Stronger HMRC ‘Standard’ is a further step into regulating tax agents

The Chartered Institute of Taxation (CIOT) has welcomed the announcement that HM Revenue and Customs (HMRC) is to strengthen its ‘Standard for Agents’ but says that there are question marks over how it will be enforced, and notes that members of professional bodies will still be subject to stronger consumer protection requirements.

 

The ‘Standard for Agents’ sets out what HMRC expect from tax agents who transact with them. The Standard is being updated following a consultation on improving standards in the repayment agent sector, though the changes will apply to all tax agents. Specifically HMRC say the updated Standard will include:

a requirement for greater evidence of customer consent, to ensure taxpayers better understand the agreement they are entering into;
stricter transparency rules, including introducing a 14-day ‘cooling off’ period for customers after entering into an arrangement with an agent, and an obligation on agents to ensure all communications and advertising material are fair, clear, accurate and do not mislead or conceal material facts.
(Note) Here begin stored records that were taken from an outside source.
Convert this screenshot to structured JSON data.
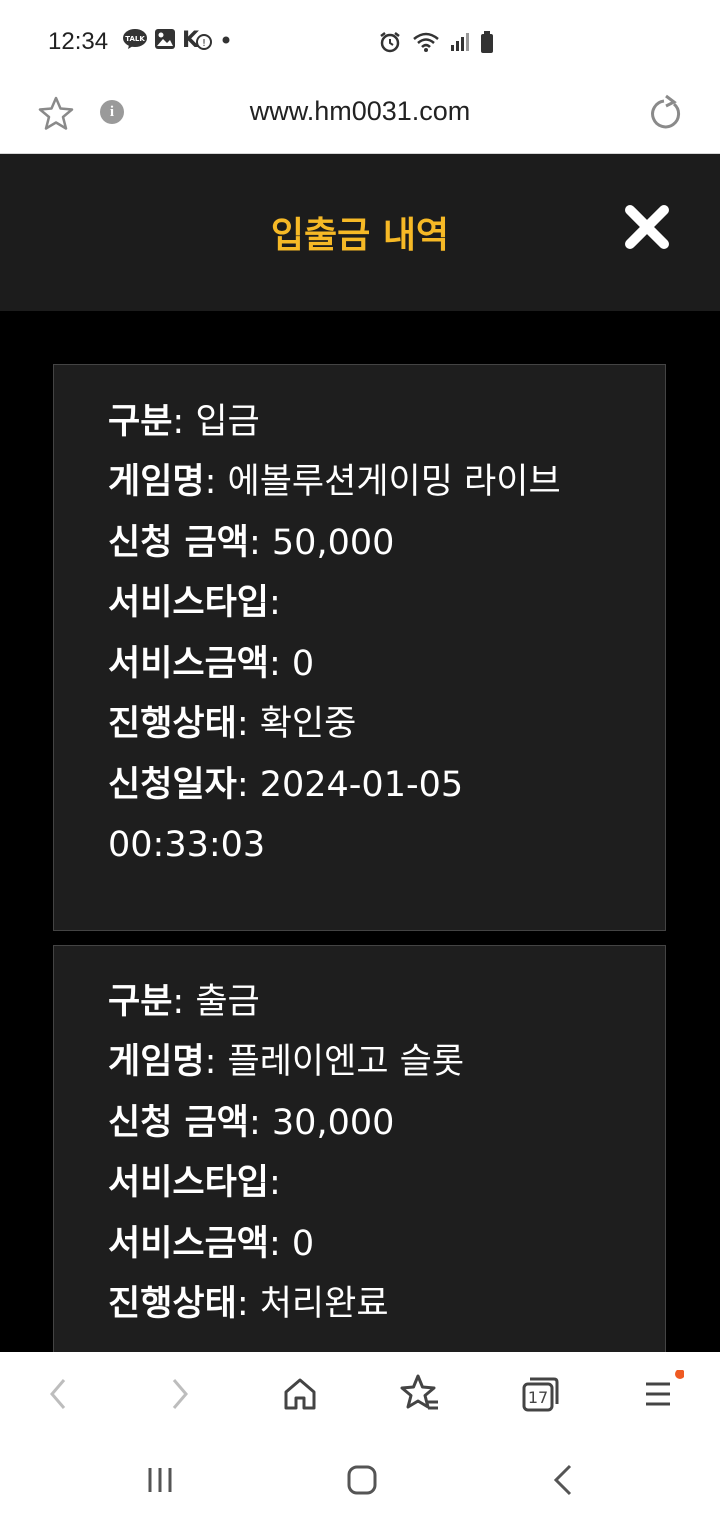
{
  "status_bar": {
    "time": "12:34",
    "icons": [
      "kakaotalk-icon",
      "gallery-icon",
      "notification-icon",
      "dot-icon",
      "alarm-icon",
      "wifi-icon",
      "signal-icon",
      "battery-icon"
    ]
  },
  "browser": {
    "url": "www.hm0031.com",
    "tab_count": "17"
  },
  "page": {
    "title": "입출금 내역",
    "accent_color": "#f6b926"
  },
  "transactions": [
    {
      "type_label": "구분",
      "type_value": ": 입금",
      "game_label": "게임명",
      "game_value": ": 에볼루션게이밍 라이브",
      "amount_label": "신청 금액",
      "amount_value": ": 50,000",
      "service_type_label": "서비스타입",
      "service_type_value": ":",
      "service_amount_label": "서비스금액",
      "service_amount_value": ": 0",
      "status_label": "진행상태",
      "status_value": ": 확인중",
      "date_label": "신청일자",
      "date_value": ": 2024-01-05",
      "time_value": "00:33:03"
    },
    {
      "type_label": "구분",
      "type_value": ": 출금",
      "game_label": "게임명",
      "game_value": ": 플레이엔고 슬롯",
      "amount_label": "신청 금액",
      "amount_value": ": 30,000",
      "service_type_label": "서비스타입",
      "service_type_value": ":",
      "service_amount_label": "서비스금액",
      "service_amount_value": ": 0",
      "status_label": "진행상태",
      "status_value": ": 처리완료"
    }
  ]
}
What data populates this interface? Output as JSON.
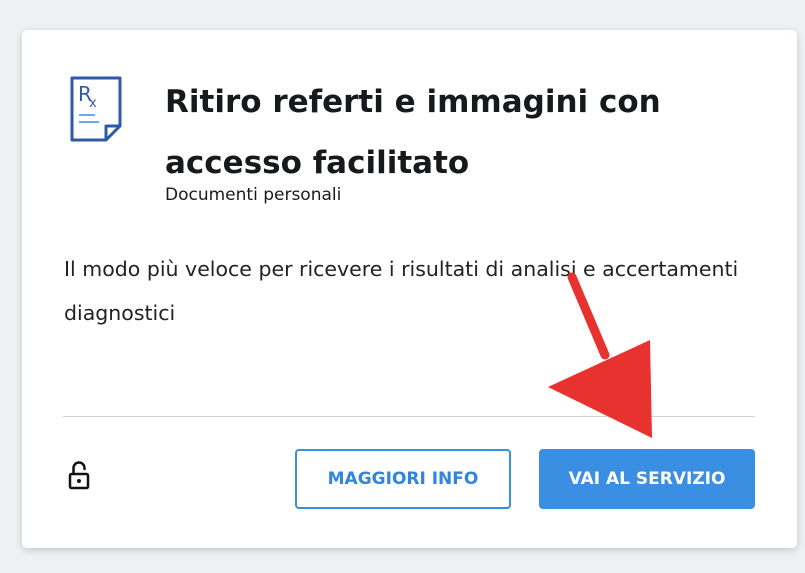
{
  "card": {
    "title": "Ritiro referti e immagini con accesso facilitato",
    "category": "Documenti personali",
    "description": "Il modo più veloce per ricevere i risultati di analisi e accertamenti diagnostici",
    "more_info_label": "MAGGIORI INFO",
    "go_to_service_label": "VAI AL SERVIZIO",
    "icon": "rx-prescription-icon",
    "lock_icon": "unlocked-padlock-icon"
  },
  "colors": {
    "accent": "#3a8fe3",
    "icon_blue": "#2d5aa8",
    "annotation_arrow": "#e8322f",
    "background": "#eef1f4"
  }
}
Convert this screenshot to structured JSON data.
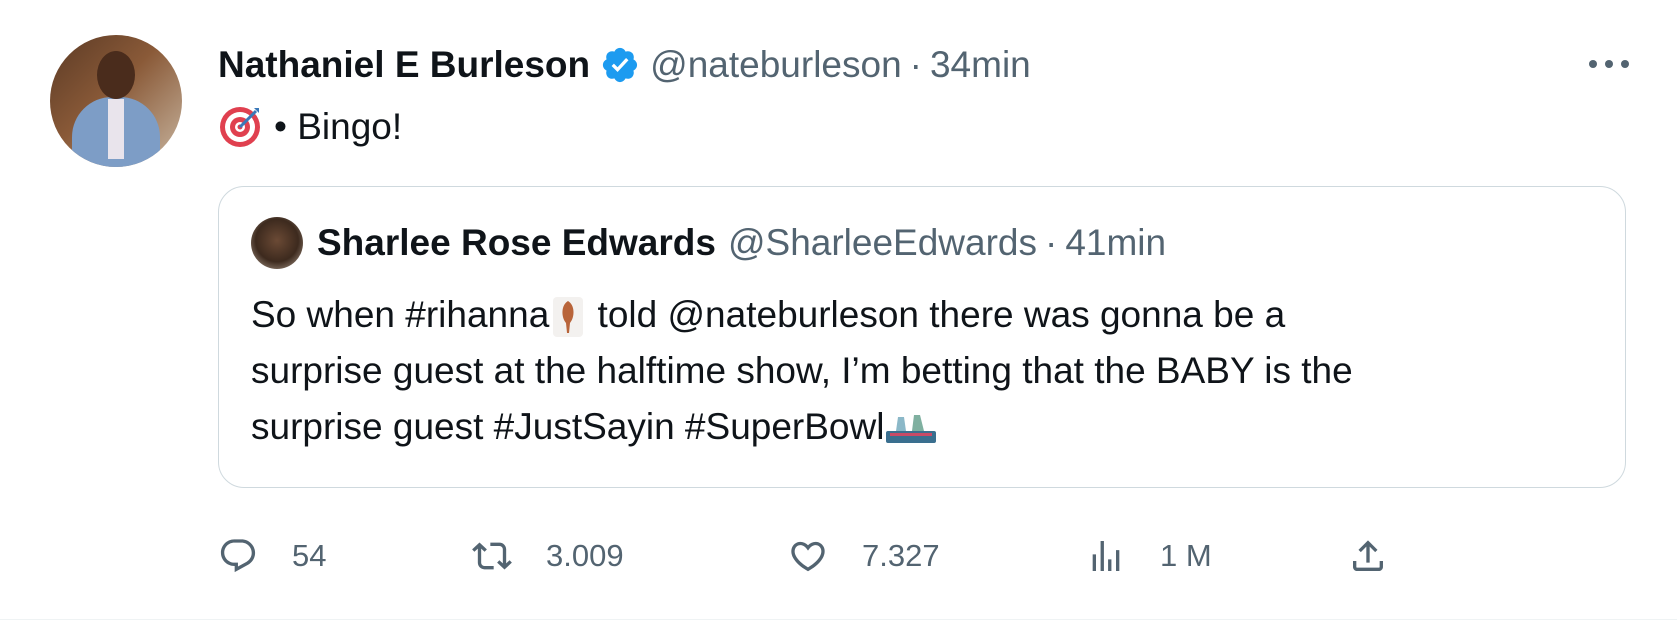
{
  "tweet": {
    "author_name": "Nathaniel E Burleson",
    "author_handle": "@nateburleson",
    "separator": "·",
    "time": "34min",
    "text": "• Bingo!",
    "text_emoji": "direct-hit-target-emoji"
  },
  "quote": {
    "author_name": "Sharlee Rose Edwards",
    "author_handle": "@SharleeEdwards",
    "separator": "·",
    "time": "41min",
    "line1_before": "So when #rihanna",
    "line1_after": " told @nateburleson there was gonna be a",
    "line2": "surprise guest at the halftime show, I’m betting that the BABY is the",
    "line3": "surprise guest #JustSayin #SuperBowl",
    "emoji_1": "rihanna-hashtag-emoji",
    "emoji_2": "superbowl-hashtag-emoji"
  },
  "actions": {
    "replies": "54",
    "retweets": "3.009",
    "likes": "7.327",
    "views": "1 M"
  },
  "colors": {
    "verified": "#1d9bf0",
    "secondary_text": "#536471",
    "border": "#cfd9de"
  },
  "icons": {
    "more": "more-horizontal-icon",
    "reply": "reply-icon",
    "retweet": "retweet-icon",
    "like": "heart-icon",
    "views": "views-bar-chart-icon",
    "share": "share-icon",
    "verified": "verified-badge-icon"
  }
}
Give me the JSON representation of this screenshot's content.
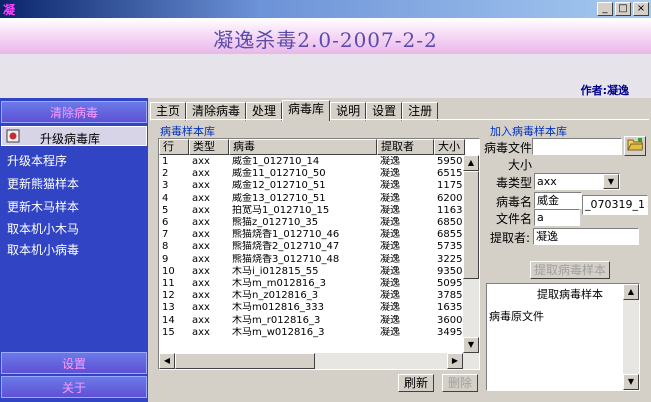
{
  "window": {
    "title": "凝"
  },
  "banner": {
    "title": "凝逸杀毒2.0-2007-2-2"
  },
  "author": "作者:凝逸",
  "sidebar": {
    "top_button": "清除病毒",
    "category": "升级病毒库",
    "items": [
      "升级本程序",
      "更新熊猫样本",
      "更新木马样本",
      "取本机小木马",
      "取本机小病毒"
    ],
    "settings": "设置",
    "about": "关于"
  },
  "tabs": [
    "主页",
    "清除病毒",
    "处理",
    "病毒库",
    "说明",
    "设置",
    "注册"
  ],
  "library": {
    "section": "病毒样本库",
    "columns": [
      "行",
      "类型",
      "病毒",
      "提取者",
      "大小"
    ],
    "rows": [
      [
        "1",
        "axx",
        "威金1_012710_14",
        "凝逸",
        "5950"
      ],
      [
        "2",
        "axx",
        "威金11_012710_50",
        "凝逸",
        "6515"
      ],
      [
        "3",
        "axx",
        "威金12_012710_51",
        "凝逸",
        "1175"
      ],
      [
        "4",
        "axx",
        "威金13_012710_51",
        "凝逸",
        "6200"
      ],
      [
        "5",
        "axx",
        "拍宽马1_012710_15",
        "凝逸",
        "1163"
      ],
      [
        "6",
        "axx",
        "熊猫z_012710_35",
        "凝逸",
        "6850"
      ],
      [
        "7",
        "axx",
        "熊猫烧香1_012710_46",
        "凝逸",
        "6855"
      ],
      [
        "8",
        "axx",
        "熊猫烧香2_012710_47",
        "凝逸",
        "5735"
      ],
      [
        "9",
        "axx",
        "熊猫烧香3_012710_48",
        "凝逸",
        "3225"
      ],
      [
        "10",
        "axx",
        "木马i_i012815_55",
        "凝逸",
        "9350"
      ],
      [
        "11",
        "axx",
        "木马m_m012816_3",
        "凝逸",
        "5095"
      ],
      [
        "12",
        "axx",
        "木马n_z012816_3",
        "凝逸",
        "3785"
      ],
      [
        "13",
        "axx",
        "木马m012816_333",
        "凝逸",
        "1635"
      ],
      [
        "14",
        "axx",
        "木马m_r012816_3",
        "凝逸",
        "3600"
      ],
      [
        "15",
        "axx",
        "木马m_w012816_3",
        "凝逸",
        "3495"
      ]
    ],
    "refresh": "刷新",
    "delete": "删除"
  },
  "addpanel": {
    "section": "加入病毒样本库",
    "file_label": "病毒文件",
    "file_value": "",
    "size_label": "大小",
    "type_label": "毒类型",
    "type_value": "axx",
    "name_label": "病毒名",
    "name_value": "威金",
    "name_suffix": "_070319_1",
    "filename_label": "文件名",
    "filename_value": "a",
    "extractor_label": "提取者:",
    "extractor_value": "凝逸",
    "extract_button": "提取病毒样本",
    "memo_lines": [
      "提取病毒样本",
      "病毒原文件"
    ]
  }
}
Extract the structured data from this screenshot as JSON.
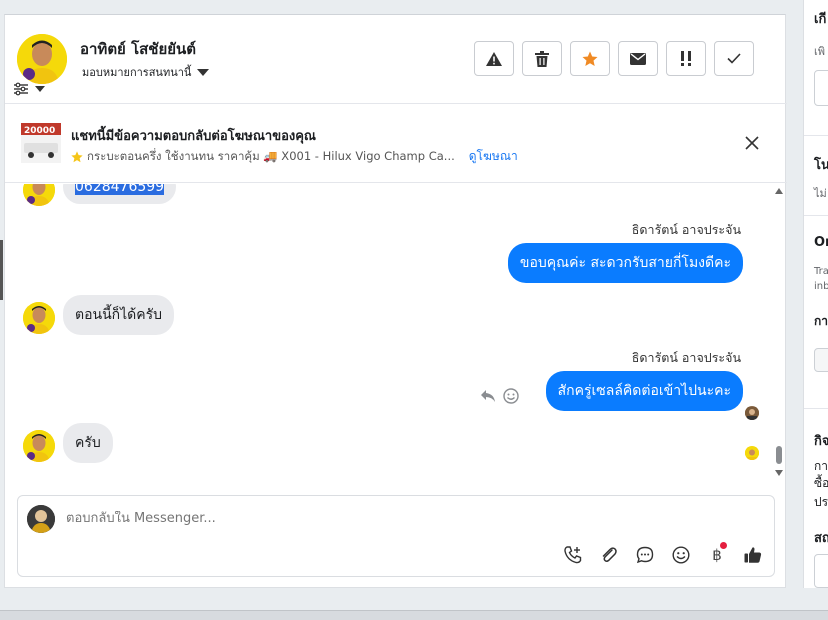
{
  "header": {
    "contact_name": "อาทิตย์ โสชัยยันต์",
    "assign_label": "มอบหมายการสนทนานี้"
  },
  "ad": {
    "title": "แชทนี้มีข้อความตอบกลับต่อโฆษณาของคุณ",
    "thumb_text": "20000",
    "description": "กระบะตอนครึ่ง ใช้งานทน ราคาคุ้ม 🚚 X001 - Hilux Vigo Champ Ca...",
    "link": "ดูโฆษณา"
  },
  "messages": [
    {
      "direction": "in",
      "text": "0628476599"
    },
    {
      "direction": "out",
      "sender": "ธิดารัตน์ อาจประจัน",
      "text": "ขอบคุณค่ะ สะดวกรับสายกี่โมงดีคะ"
    },
    {
      "direction": "in",
      "text": "ตอนนี้ก็ได้ครับ"
    },
    {
      "direction": "out",
      "sender": "ธิดารัตน์ อาจประจัน",
      "text": "สักครู่เซลล์คิดต่อเข้าไปนะคะ"
    },
    {
      "direction": "in",
      "text": "ครับ"
    }
  ],
  "composer": {
    "placeholder": "ตอบกลับใน Messenger...",
    "currency_symbol": "฿"
  },
  "right_panel": {
    "t1": "เกี",
    "t2": "เพิ",
    "t3": "โน",
    "t4": "ไม่",
    "t5": "Or",
    "t6": "Tra",
    "t7": "inb",
    "t8": "กา",
    "t9": "กิจ",
    "t10": "กา",
    "t11": "ซื้อ",
    "t12": "ปร",
    "t13": "สถ"
  },
  "colors": {
    "accent": "#0a7cff",
    "star": "#f08a24",
    "link": "#1877f2"
  }
}
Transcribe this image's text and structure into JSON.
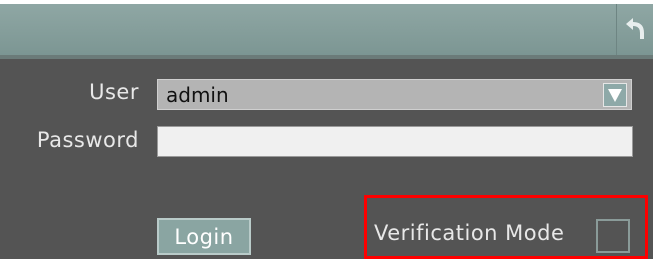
{
  "form": {
    "user_label": "User",
    "user_value": "admin",
    "password_label": "Password",
    "password_value": "",
    "login_label": "Login",
    "verification_label": "Verification Mode",
    "verification_checked": false
  },
  "icons": {
    "back": "back-arrow-icon",
    "dropdown": "triangle-down-icon"
  },
  "colors": {
    "panel": "#545454",
    "titlebar": "#7c9693",
    "accent": "#8aa5a2",
    "highlight": "#ff0000"
  }
}
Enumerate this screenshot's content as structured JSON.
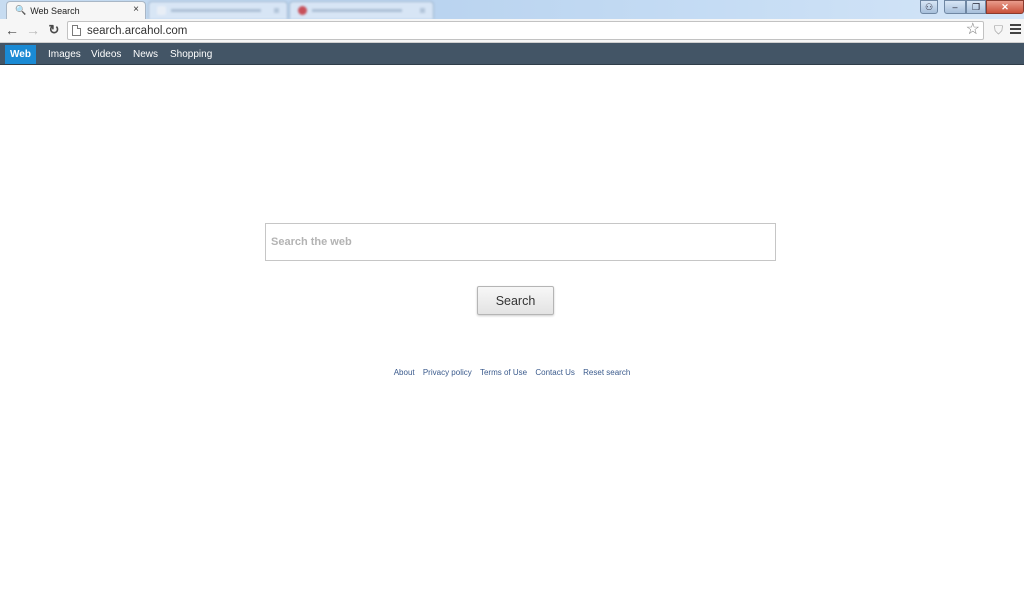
{
  "browser": {
    "active_tab": {
      "title": "Web Search",
      "close_icon": "×"
    },
    "background_tabs": [
      {
        "title": "",
        "blurred": true
      },
      {
        "title": "",
        "blurred": true
      }
    ],
    "window_controls": {
      "user": "⚇",
      "minimize": "–",
      "maximize": "❐",
      "close": "✕"
    },
    "nav": {
      "back": "←",
      "forward": "→",
      "reload": "↻"
    },
    "url": "search.arcahol.com",
    "bookmark_icon": "☆",
    "extension_icon": "⛉"
  },
  "site_nav": {
    "items": [
      {
        "label": "Web",
        "active": true
      },
      {
        "label": "Images",
        "active": false
      },
      {
        "label": "Videos",
        "active": false
      },
      {
        "label": "News",
        "active": false
      },
      {
        "label": "Shopping",
        "active": false
      }
    ]
  },
  "search": {
    "placeholder": "Search the web",
    "value": "",
    "button_label": "Search"
  },
  "footer": {
    "links": [
      "About",
      "Privacy policy",
      "Terms of Use",
      "Contact Us",
      "Reset search"
    ]
  },
  "colors": {
    "nav_bg": "#435566",
    "nav_active": "#1a8ad4",
    "link": "#3a5a8c"
  }
}
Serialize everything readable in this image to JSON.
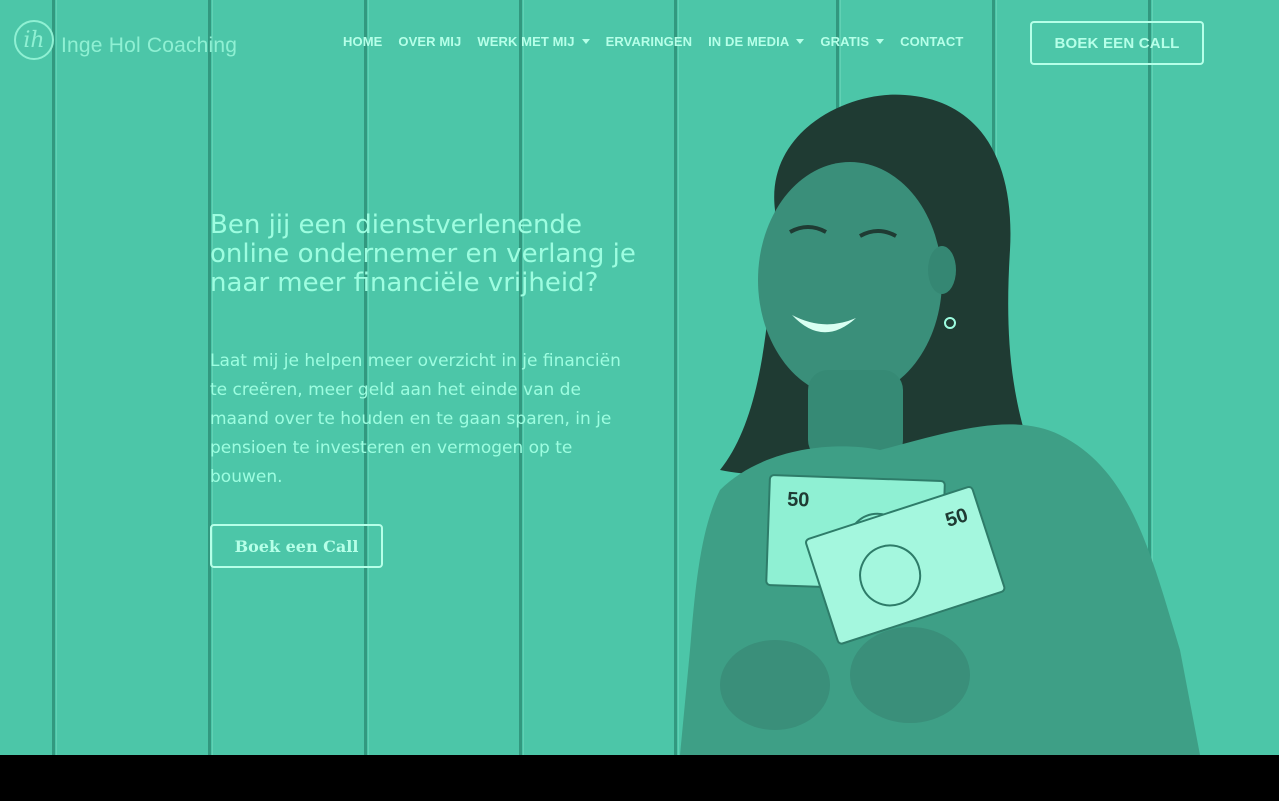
{
  "brand": {
    "logo_mark": "ih",
    "name": "Inge Hol Coaching"
  },
  "nav": {
    "items": [
      {
        "label": "HOME",
        "has_dropdown": false
      },
      {
        "label": "OVER MIJ",
        "has_dropdown": false
      },
      {
        "label": "WERK MET MIJ",
        "has_dropdown": true
      },
      {
        "label": "ERVARINGEN",
        "has_dropdown": false
      },
      {
        "label": "IN DE MEDIA",
        "has_dropdown": true
      },
      {
        "label": "GRATIS",
        "has_dropdown": true
      },
      {
        "label": "CONTACT",
        "has_dropdown": false
      }
    ],
    "cta_label": "BOEK EEN CALL"
  },
  "hero": {
    "headline": "Ben jij een dienstverlenende online ondernemer en verlang je naar meer financiële vrijheid?",
    "lead": "Laat mij je helpen meer overzicht in je financiën te creëren, meer geld aan het einde van de maand over te houden en te gaan sparen, in je pensioen te investeren en vermogen op te bouwen.",
    "cta_label": "Boek een Call",
    "banknote_value": "50"
  },
  "colors": {
    "overlay": "#4cc6a8",
    "text_light": "#9dfde0",
    "outline": "#b6ffe8",
    "footer_band": "#000000"
  }
}
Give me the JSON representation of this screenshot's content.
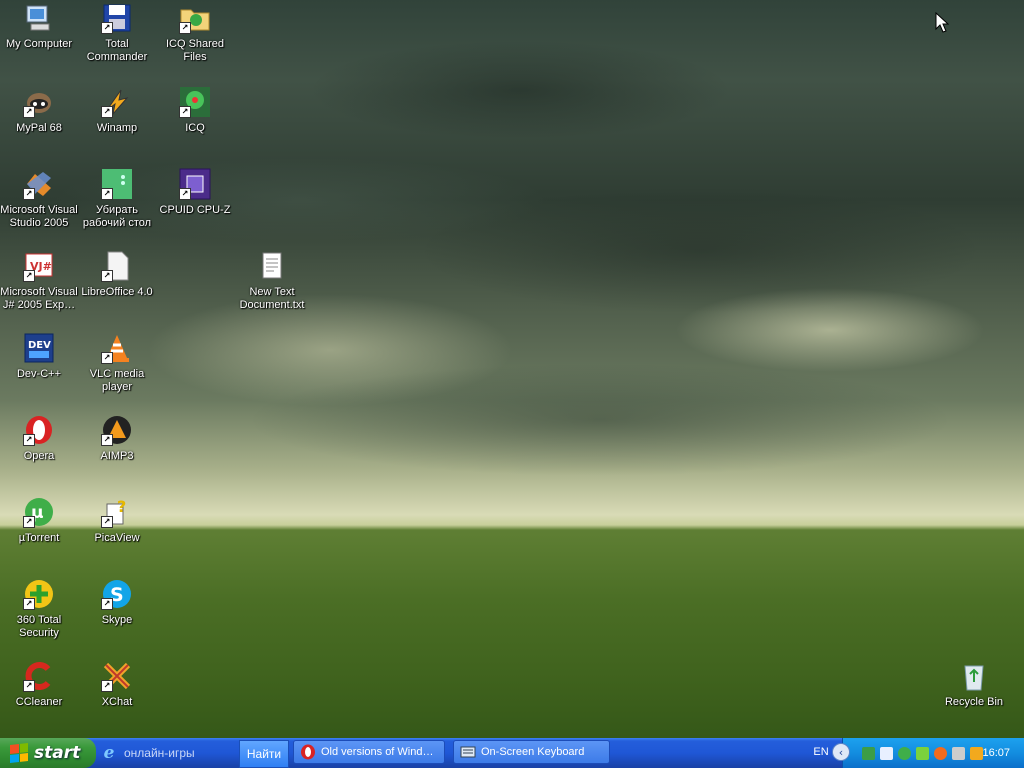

John Cullinane, Director of Public Policy for the Chartered Institute of Taxation (CIOT), commented:

 

“This looks a significant, and broadly positive, step into the area of regulating tax agents from HMRC.

 

“These changes are unlikely to impact much on tax agents who are members of professional bodies such as CIOT, as they are already subject to Professional Conduct in Relation to Taxation (PCRT), a stronger set of professional and ethical standards. However they are a step forward in raising standards among those outside the PCRT bodies.

 

“The Standard for Agents already broadly reflects PCRT as regards revenue protection – now HMRC intend to introduce some consumer protection elements as well. But the Standard still won’t go as far as PCRT on areas such as avoiding conflicts of interest and continuous professional development.

 

“One key question is around enforcement: what happens if an agent doesn’t live up to the Standard? It’s not clear that HMRC can ‘derecognise’ agents other than in a tiny handful of cases, nor is there any range of intermediate measures corresponding to what professional bodies do to help members comply with professional rules and begin to sanction them if they don’t.

“HMRC have a big job to do in collecting revenue so it’s not clear they are right to be a regulator as well. They would face a conflict of interest, and that is already present in the consumer protection issues that have arisen with high volume repayment agents.

 

“The consumer protection regulatory gap is best met by trying to strengthen and support what the professional bodies do: we should aim for a situation where all advisers are members of professional bodies and where those who behave unacceptably cannot practice if they are expelled from a professional body. We recognise this may require additional scrutiny of professional bodies themselves, though this should be through by a body established to have a consumer protection objective, and independent of the state’s need for revenue.”